OBJECTIVE: Uterosacral ligament suspension (USLS) is one of the most frequently used operations for the restoration of apical support in women with uterovaginal prolapse. However, existing studies are inconclusive as to whether and which surgical access route is superior. The aim of the present meta-analysis is tentatively to compare the efficiency and the postoperative complications of laparoscopic USLS (L-USLS) and vaginal USLS (V-USLS), highlighting that current evidence remains inconclusive regarding the superiority of either surgical access route.

DATA SOURCES: We performed a systematic literature review of 5 major databases (Medline, Scopus, Google Scholar Cochrane Central Register of Controlled Trials and Clinicaltrials.gov) from inception till April 2023.

METHODS OF STUDY SELECTION: No language restrictions were applied. All comparative studies that compared L-USLS and V-USLS for the management of women with uterovaginal prolapse were included.

TABULATION, INTEGRATION, AND RESULTS: Data from 6 retrospective cohort studies on 856 patients were extracted and analyzed. The methodological quality of the included studies was assessed using the risk of bias in nonrandomized studies of interventions tool and ranged between moderate to serious. The pooled results suggest that L-USLS was associated with a potentially decreased incidence of ureteral compromise (odds ratio [OR], 0.19; 95% confidence interval [CI] 0.04-0.89; p = .04) and seemingly lower objective (OR 0.47; 95% CI 0.23-0.97; p = .04) and subjective recurrence rates (OR 0.46; 95% CI 0.23-0.92; p = .03).

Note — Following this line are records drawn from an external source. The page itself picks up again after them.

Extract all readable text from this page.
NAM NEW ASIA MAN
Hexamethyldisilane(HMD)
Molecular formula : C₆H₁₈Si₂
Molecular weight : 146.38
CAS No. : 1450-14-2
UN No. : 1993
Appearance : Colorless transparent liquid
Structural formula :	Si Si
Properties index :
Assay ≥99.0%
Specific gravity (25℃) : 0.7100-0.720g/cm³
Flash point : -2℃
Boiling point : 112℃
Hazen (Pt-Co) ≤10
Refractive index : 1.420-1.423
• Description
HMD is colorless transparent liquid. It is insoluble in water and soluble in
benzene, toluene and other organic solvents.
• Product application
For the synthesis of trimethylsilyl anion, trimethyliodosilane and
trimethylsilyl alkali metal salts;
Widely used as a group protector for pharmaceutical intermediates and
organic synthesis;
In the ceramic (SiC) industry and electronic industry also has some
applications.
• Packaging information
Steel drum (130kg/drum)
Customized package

There were no significant differences between the rates of postoperative pain from USLS sutures, postoperative pelvic hematomas, the suture exposure/granulation tissue formation, and the prolapse recurrence retreatment among the 2 groups.

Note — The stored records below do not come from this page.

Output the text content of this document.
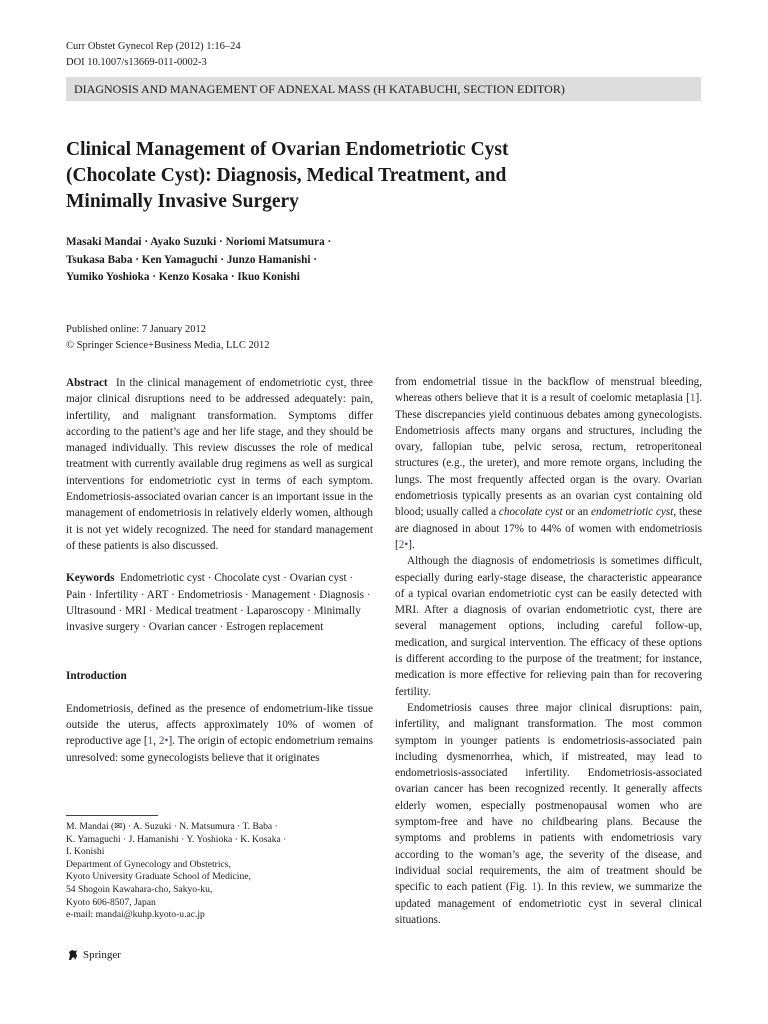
Curr Obstet Gynecol Rep (2012) 1:16–24
DOI 10.1007/s13669-011-0002-3
DIAGNOSIS AND MANAGEMENT OF ADNEXAL MASS (H KATABUCHI, SECTION EDITOR)
Clinical Management of Ovarian Endometriotic Cyst
(Chocolate Cyst): Diagnosis, Medical Treatment, and
Minimally Invasive Surgery
Masaki Mandai · Ayako Suzuki · Noriomi Matsumura ·
Tsukasa Baba · Ken Yamaguchi · Junzo Hamanishi ·
Yumiko Yoshioka · Kenzo Kosaka · Ikuo Konishi
Published online: 7 January 2012
© Springer Science+Business Media, LLC 2012

Abstract In the clinical management of endometriotic cyst, three major clinical disruptions need to be addressed adequately: pain, infertility, and malignant transformation. Symptoms differ according to the patient’s age and her life stage, and they should be managed individually. This review discusses the role of medical treatment with currently available drug regimens as well as surgical interventions for endometriotic cyst in terms of each symptom. Endometriosis-associated ovarian cancer is an important issue in the management of endometriosis in relatively elderly women, although it is not yet widely recognized. The need for standard management of these patients is also discussed.

Keywords Endometriotic cyst · Chocolate cyst · Ovarian cyst · Pain · Infertility · ART · Endometriosis · Management · Diagnosis · Ultrasound · MRI · Medical treatment · Laparoscopy · Minimally invasive surgery · Ovarian cancer · Estrogen replacement

Introduction

Endometriosis, defined as the presence of endometrium-like tissue outside the uterus, affects approximately 10% of women of reproductive age [1, 2•]. The origin of ectopic endometrium remains unresolved: some gynecologists believe that it originates

from endometrial tissue in the backflow of menstrual bleeding, whereas others believe that it is a result of coelomic metaplasia [1]. These discrepancies yield continuous debates among gynecologists. Endometriosis affects many organs and structures, including the ovary, fallopian tube, pelvic serosa, rectum, retroperitoneal structures (e.g., the ureter), and more remote organs, including the lungs. The most frequently affected organ is the ovary. Ovarian endometriosis typically presents as an ovarian cyst containing old blood; usually called a chocolate cyst or an endometriotic cyst, these are diagnosed in about 17% to 44% of women with endometriosis [2•].

Although the diagnosis of endometriosis is sometimes difficult, especially during early-stage disease, the characteristic appearance of a typical ovarian endometriotic cyst can be easily detected with MRI. After a diagnosis of ovarian endometriotic cyst, there are several management options, including careful follow-up, medication, and surgical intervention. The efficacy of these options is different according to the purpose of the treatment; for instance, medication is more effective for relieving pain than for recovering fertility.

Endometriosis causes three major clinical disruptions: pain, infertility, and malignant transformation. The most common symptom in younger patients is endometriosis-associated pain including dysmenorrhea, which, if mistreated, may lead to endometriosis-associated infertility. Endometriosis-associated ovarian cancer has been recognized recently. It generally affects elderly women, especially postmenopausal women who are symptom-free and have no childbearing plans. Because the symptoms and problems in patients with endometriosis vary according to the woman’s age, the severity of the disease, and individual social requirements, the aim of treatment should be specific to each patient (Fig. 1). In this review, we summarize the updated management of endometriotic cyst in several clinical situations.

M. Mandai (✉) · A. Suzuki · N. Matsumura · T. Baba ·
K. Yamaguchi · J. Hamanishi · Y. Yoshioka · K. Kosaka ·
I. Konishi
Department of Gynecology and Obstetrics,
Kyoto University Graduate School of Medicine,
54 Shogoin Kawahara-cho, Sakyo-ku,
Kyoto 606-8507, Japan
e-mail: mandai@kuhp.kyoto-u.ac.jp
Springer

CONCLUSION: The present meta-analysis indicates that L-USLS is possibly associated with significantly fewer ureteral compromise rates and decreased subjective and objective recurrences rates compared to V-USLS. Nevertheless, given the limitations in data quality and heterogeneity of the included studies, these findings should be interpreted with caution. Large-scale randomized studies are essential to more definitively determine the relative merits of the laparoscopic versus vaginal approach.